For now, my letter would have to do. Thankfully, Jimmy Tallon was with me for the moment, meaning it was my turn to send a letter to my family instead of the other way around. I decided my family could wait a little longer than usual as I attached the letter to Jimmy's leg and sent him off. I trusted him to get the letter to Percy, and maybe to give Percy a good peck in the head for me while he was at it.
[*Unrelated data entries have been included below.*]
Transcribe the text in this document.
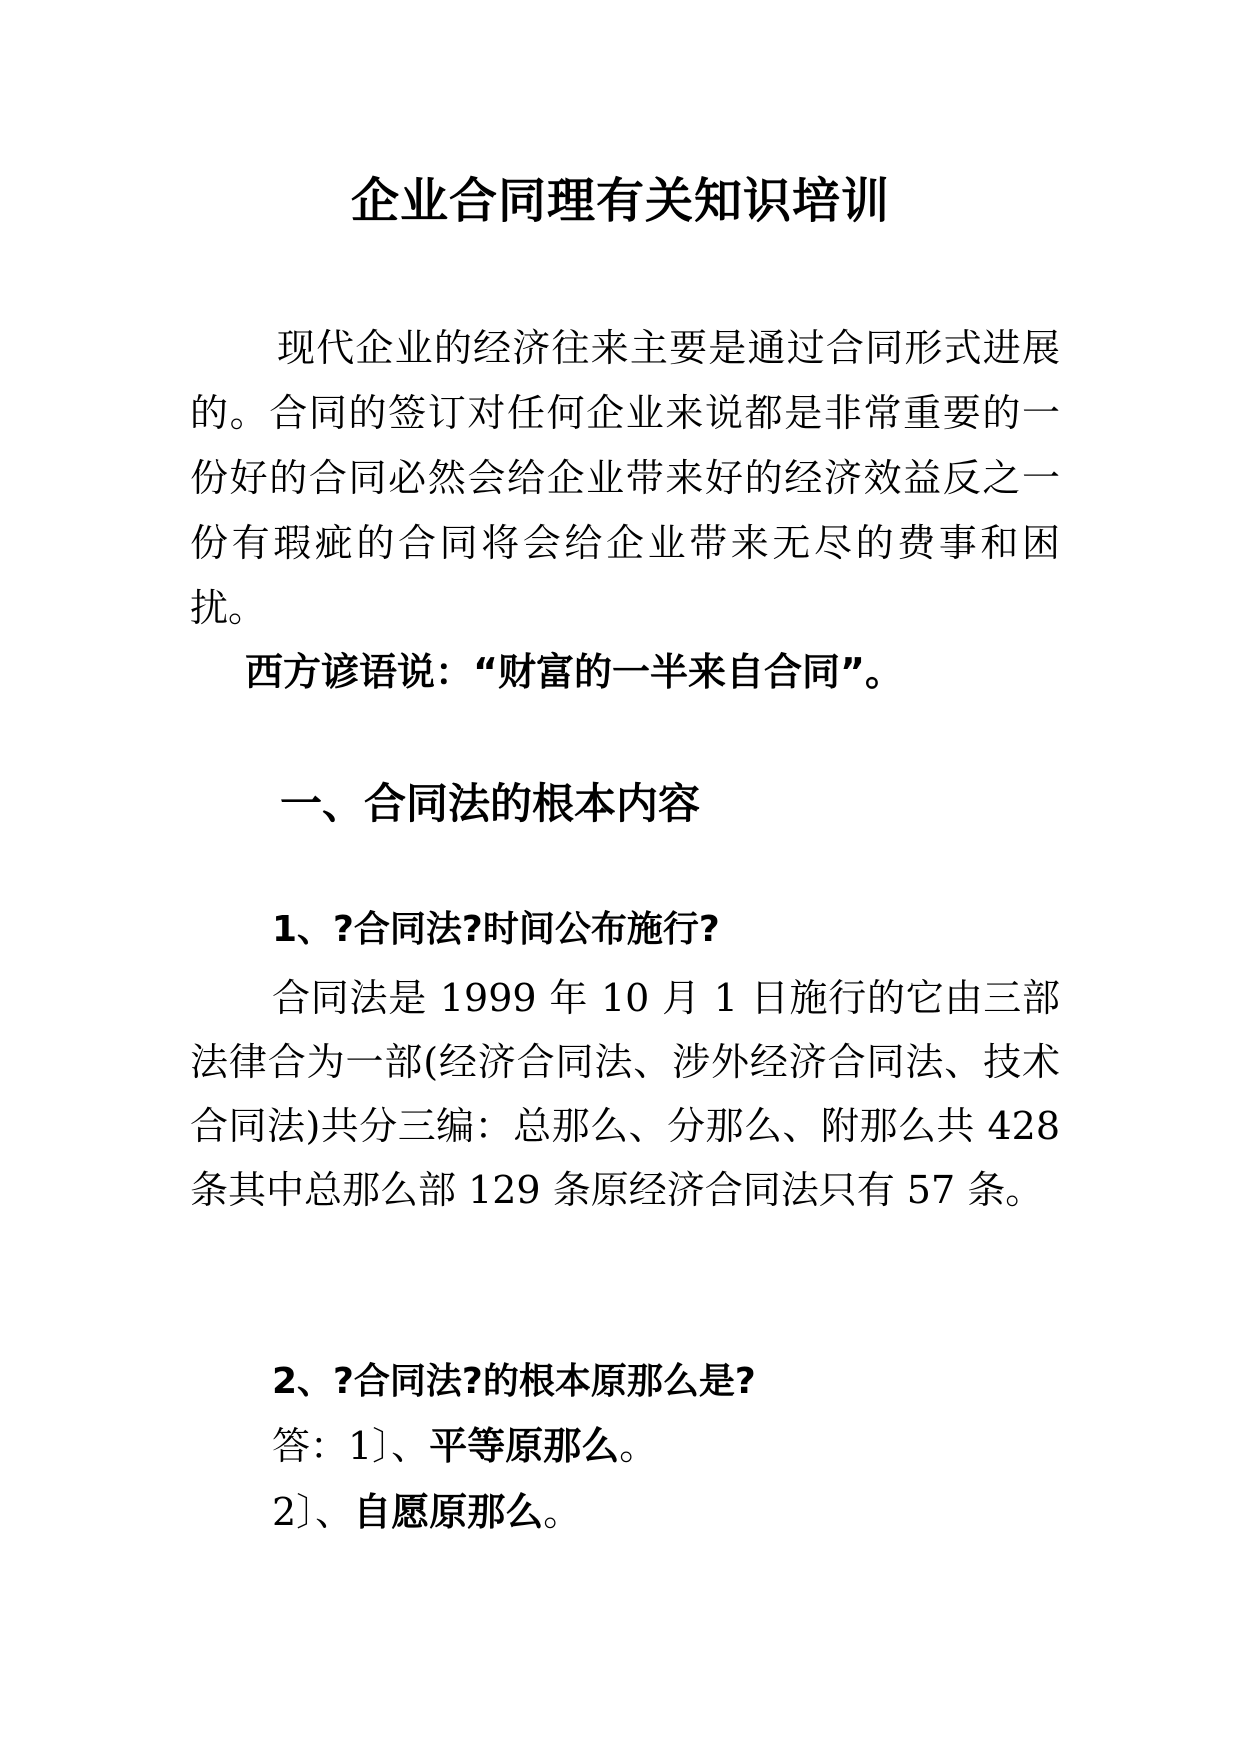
企业合同理有关知识培训
现代企业的经济往来主要是通过合同形式进展的。合同的签订对任何企业来说都是非常重要的一份好的合同必然会给企业带来好的经济效益反之一份有瑕疵的合同将会给企业带来无尽的费事和困扰。
西方谚语说：“财富的一半来自合同”。
一、合同法的根本内容
1、?合同法?时间公布施行?
合同法是 1999 年 10 月 1 日施行的它由三部法律合为一部(经济合同法、涉外经济合同法、技术合同法)共分三编：总那么、分那么、附那么共 428 条其中总那么部 129 条原经济合同法只有 57 条。
2、?合同法?的根本原那么是?
答：1〕、平等原那么。
2〕、自愿原那么。
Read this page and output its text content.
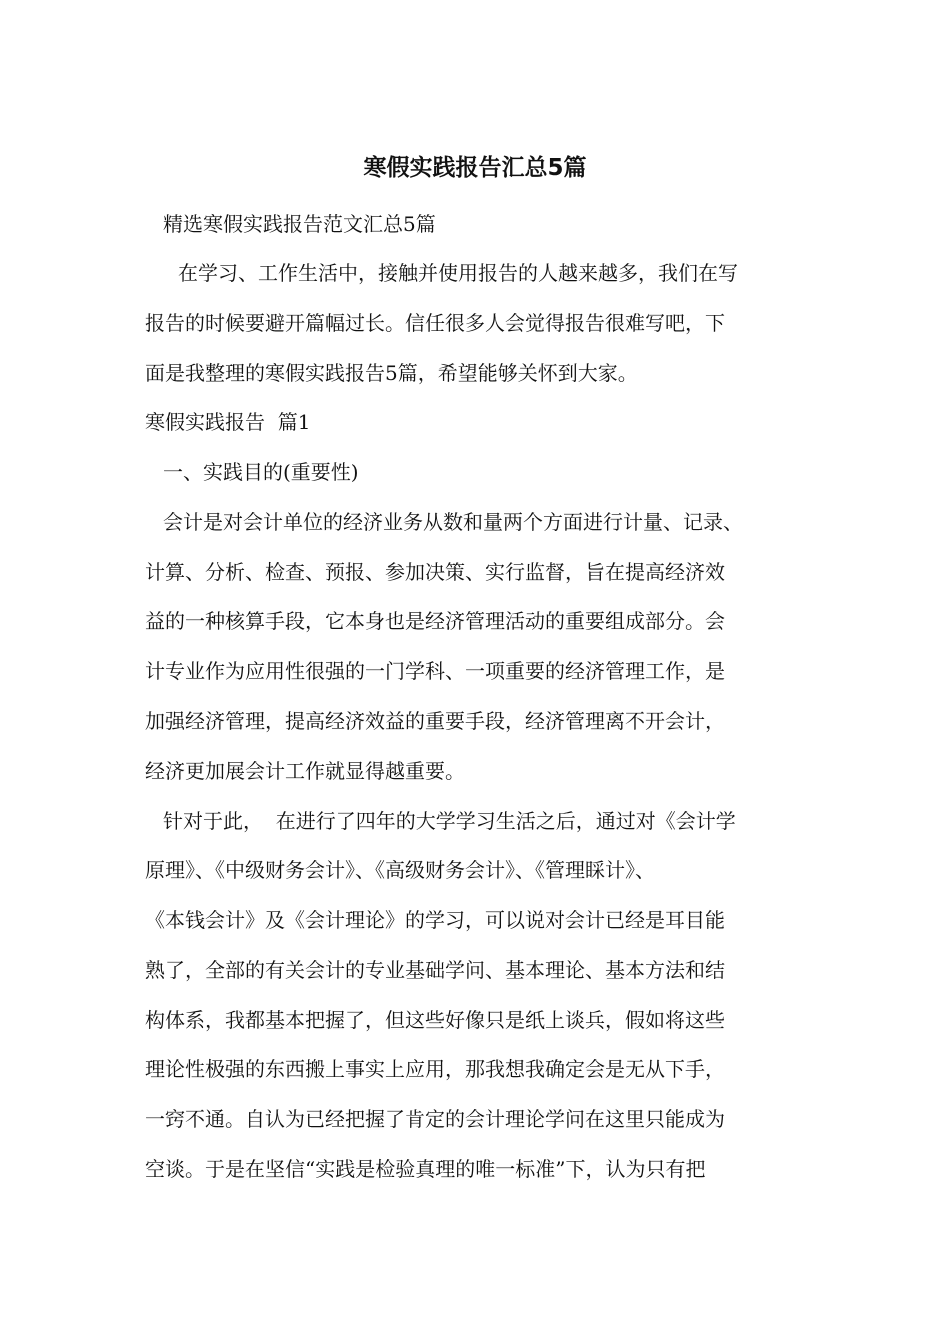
寒假实践报告汇总5篇

精选寒假实践报告范文汇总5篇

在学习、工作生活中，接触并使用报告的人越来越多，我们在写

报告的时候要避开篇幅过长。信任很多人会觉得报告很难写吧，下

面是我整理的寒假实践报告5篇，希望能够关怀到大家。

寒假实践报告  篇1

一、实践目的(重要性)

会计是对会计单位的经济业务从数和量两个方面进行计量、记录、

计算、分析、检查、预报、参加决策、实行监督，旨在提高经济效

益的一种核算手段，它本身也是经济管理活动的重要组成部分。会

计专业作为应用性很强的一门学科、一项重要的经济管理工作，是

加强经济管理，提高经济效益的重要手段，经济管理离不开会计，

经济更加展会计工作就显得越重要。

针对于此，  在进行了四年的大学学习生活之后，通过对《会计学

原理》、《中级财务会计》、《高级财务会计》、《管理睬计》、

《本钱会计》及《会计理论》的学习，可以说对会计已经是耳目能

熟了，全部的有关会计的专业基础学问、基本理论、基本方法和结

构体系，我都基本把握了，但这些好像只是纸上谈兵，假如将这些

理论性极强的东西搬上事实上应用，那我想我确定会是无从下手，

一窍不通。自认为已经把握了肯定的会计理论学问在这里只能成为

空谈。于是在坚信“实践是检验真理的唯一标准”下，认为只有把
I wanted to stay in the Owlry and watch Jimmy disappear over the horizon, and maybe decompress a little from sending that letter. Unfortunately, I absolutely did not have time for that. Thankfully, I managed to make it back to class just in time to walk in and sit down calmly so Umbridge had no reason to ask where I'd been. As I'd been doing every single DADA period since I realized what a monster she was, I sat at my desk with my head down, working on other projects and trying to pretend she didn't exist.